Arvon and the things we forget: N M Browne
I have just returned from an
inspirational Arvon residential course at Tottleigh Barton. At least I found it
inspirational, I cannot necessarily make the claim for the sixteen eleven year
olds from Newham I was tutoring.
These days I generally work
with adults, tutoring and supervising MA students and much as I enjoy that,
there is nothing like the mind of a child.
Years ago, when I first started writing for
young people, I was often asked if I wrote for my own young children. My answer
was always ‘No.’ I would fix my
interlocutor with a beady eye and firmly state that I wrote for the child I had
been and to some extent remained. It is true that I have always written the
kind of story that would have excited me as a child. I’ve got a little wiser
and a great deal greyer but haven’t changed that much in any essential way: I
still love strange tales of magic and transformation, other worlds and secret
powers. I have added to the repertoire of stories I love, but subtracted nothing.

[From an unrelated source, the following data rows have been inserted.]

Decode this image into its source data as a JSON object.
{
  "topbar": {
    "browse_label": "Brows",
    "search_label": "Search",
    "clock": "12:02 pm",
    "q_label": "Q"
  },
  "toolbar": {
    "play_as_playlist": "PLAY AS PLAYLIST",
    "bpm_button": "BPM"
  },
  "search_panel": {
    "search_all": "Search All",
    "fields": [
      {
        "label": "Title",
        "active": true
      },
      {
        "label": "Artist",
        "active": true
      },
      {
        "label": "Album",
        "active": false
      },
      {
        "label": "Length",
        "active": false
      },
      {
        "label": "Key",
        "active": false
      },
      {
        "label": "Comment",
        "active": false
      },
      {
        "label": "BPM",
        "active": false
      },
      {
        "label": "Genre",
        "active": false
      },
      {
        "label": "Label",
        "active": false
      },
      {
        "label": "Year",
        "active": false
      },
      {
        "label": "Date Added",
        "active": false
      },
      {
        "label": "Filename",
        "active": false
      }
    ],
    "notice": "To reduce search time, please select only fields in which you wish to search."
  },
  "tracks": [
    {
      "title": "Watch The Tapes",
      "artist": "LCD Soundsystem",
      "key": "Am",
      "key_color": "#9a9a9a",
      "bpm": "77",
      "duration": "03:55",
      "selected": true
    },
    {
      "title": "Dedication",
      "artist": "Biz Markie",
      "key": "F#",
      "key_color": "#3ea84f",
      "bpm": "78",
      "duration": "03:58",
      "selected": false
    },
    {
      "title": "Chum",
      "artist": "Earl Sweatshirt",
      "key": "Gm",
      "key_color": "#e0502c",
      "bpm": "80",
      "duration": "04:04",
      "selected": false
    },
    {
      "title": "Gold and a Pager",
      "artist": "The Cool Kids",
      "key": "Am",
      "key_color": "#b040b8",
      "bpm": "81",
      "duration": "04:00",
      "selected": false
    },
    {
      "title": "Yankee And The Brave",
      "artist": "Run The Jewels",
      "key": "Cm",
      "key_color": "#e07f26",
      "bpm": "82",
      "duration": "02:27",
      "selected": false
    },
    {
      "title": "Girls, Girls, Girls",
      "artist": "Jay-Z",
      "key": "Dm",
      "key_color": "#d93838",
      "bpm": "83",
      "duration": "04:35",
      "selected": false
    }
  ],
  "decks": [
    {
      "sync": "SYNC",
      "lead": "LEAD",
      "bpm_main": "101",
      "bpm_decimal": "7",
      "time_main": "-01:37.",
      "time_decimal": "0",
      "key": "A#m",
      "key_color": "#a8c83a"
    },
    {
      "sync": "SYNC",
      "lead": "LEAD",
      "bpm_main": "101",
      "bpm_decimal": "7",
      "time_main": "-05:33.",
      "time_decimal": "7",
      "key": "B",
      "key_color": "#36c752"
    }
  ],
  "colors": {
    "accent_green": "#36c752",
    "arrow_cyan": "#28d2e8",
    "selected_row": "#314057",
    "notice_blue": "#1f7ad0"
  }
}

Now my children are more or
less grown up and I do fewer schools visits, it is still true that I write for
myself and yet….
This week I was obliged to remember what I had
not noticed I had forgotten: a children’s writer needs to hear children’s
voices. I was surprised to realise how much I’ve missed them: their energy,
their enthusiasms their unexpected naivete and occasionally startling
sophistication. The particular group I was working with were great: polite,
engaged, funny, responsive, talented and unspoiled. They were at that golden age where they could
understand complex ideas, experience and express deep emotion but had not yet
learned to be embarrassed or afraid of honesty, of self exposure: most of all
they still believed in stories. What I mean is that they gave themselves up to
a story in a way that fewer older children can and, although they did not
believe in magic, the distant possibility of its existence had not quite been
erased from their world.
I hope I gave them something this week in
fair exchange for what they gave back to me: the subliminal hum of childhood singing in my ear.